Biz Kaybedeceğiz!
Başkan Donald Trump’ın, Demokratların adayı Joe Biden’ın önde götürdüğü seçimlerde ‘hile’ yapıldığını öne sürdüğü Amerika, hiç olmadığı kadar tartışmalı bir seçim süreci yaşıyor. Trump’ın, “Seçimleri çalmaya çalışıyorlar” iddiaları noktasında ilerleyen sürece işaret eden isim, Doç. Dr. Necmettin Çalışkan oldu, çarpıcı bir noktaya işaret etti.
Önceki gün 17 dakikalık bir konuşma yapan ve “Demokratlar ‘yasa dışı’ oyları bizden seçimi çalmak için kullanıyor” ifadesini kullanan Donald Trump, Amerika’da oldukça tartışmalı geçen seçimin sokak ateşini de arttırıyor.

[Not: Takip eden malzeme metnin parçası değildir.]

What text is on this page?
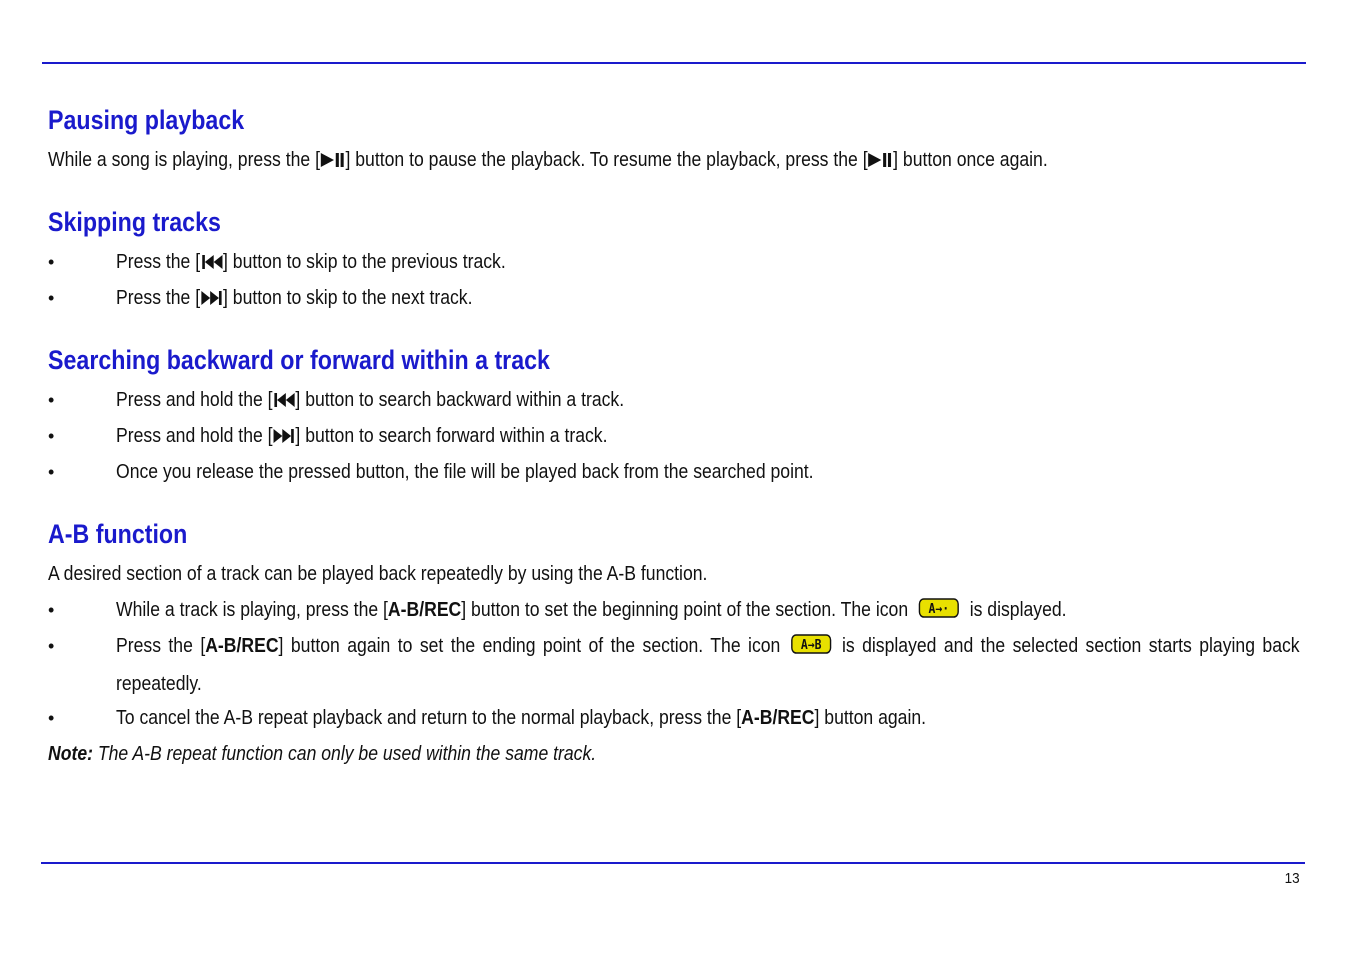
Pausing playback
While a song is playing, press the [ ] button to pause the playback. To resume the playback, press the [ ] button once again.
Skipping tracks
•	Press the [ ] button to skip to the previous track.
•	Press the [ ] button to skip to the next track.
Searching backward or forward within a track
•	Press and hold the [ ] button to search backward within a track.
•	Press and hold the [ ] button to search forward within a track.
•	Once you release the pressed button, the file will be played back from the searched point.
A-B function
A desired section of a track can be played back repeatedly by using the A-B function.
•	While a track is playing, press the [A-B/REC] button to set the beginning point of the section. The icon A→· is displayed.
•	Press the [A-B/REC] button again to set the ending point of the section. The icon A→B is displayed and the selected section starts playing back repeatedly.
•	To cancel the A-B repeat playback and return to the normal playback, press the [A-B/REC] button again.
Note: The A-B repeat function can only be used within the same track.
13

Silahlı Trump taraftarlarının sokak gösterileri ise olası bir çatışmaya işaret ediyor. Mevcut tablodan kim galip çıkar bilinmez ama… Saadet Partisi’nin Hatay siyasetindeki önemli ve etkin ismi Doç. Dr. Necmettin Çalışkan, seçim sandıklarının çerçevelediği fotoğrafa ilişkin çarpıcı bir tespitte bulundu. “ABD seçimini kim kazanırsa kazansın biz kaybedeceğiz.”
Çalışkan’ın, sonuca ve olası yeni Başkan’a ilişkin tespitleri ve değerlendirmeleri ara başlıklar halinde şöyle:
-KİM KAZANIR?-
Öncelikle belirtmeliyiz ki, ilginç bir şekilde, sanki bir başka yerde değil de kendi ülkemizde yapılıyormuş gibi, anbean Amerika’nın seçim kampanyalarını izliyoruz. Seçimlere katılan liderlerin eyaletlerdeki mitingleri, attıkları twitlerine kadar her şeyi takip ediyoruz. Son ana kadar gergin bir biçimde ve heyecanla ABD Başkanlık seçimini “Biden mi kazandı Trump mı kazandı” diye bekledik. Son birkaç güne kadar “Biden açık farkla kazanacak” diye beklenirken, sandıktan gelen ilk neticeler Trump’ın kazanabileceği yönündeydi.
-KAYBEDEN!-
Hatırlayacaksınız, Trump, geçen seçimde sandıkta hile yapıldığı iddiasıyla, dört yıllık sürenin neredeyse üç yılını azledildi-edilecek tartışmaları ile geçirdi. Dünyanın bu kadar çok tartışılan bir insanı, son seçimde yine favori aday oldu. Bu da siyasetin cilvelerinden olsa gerek.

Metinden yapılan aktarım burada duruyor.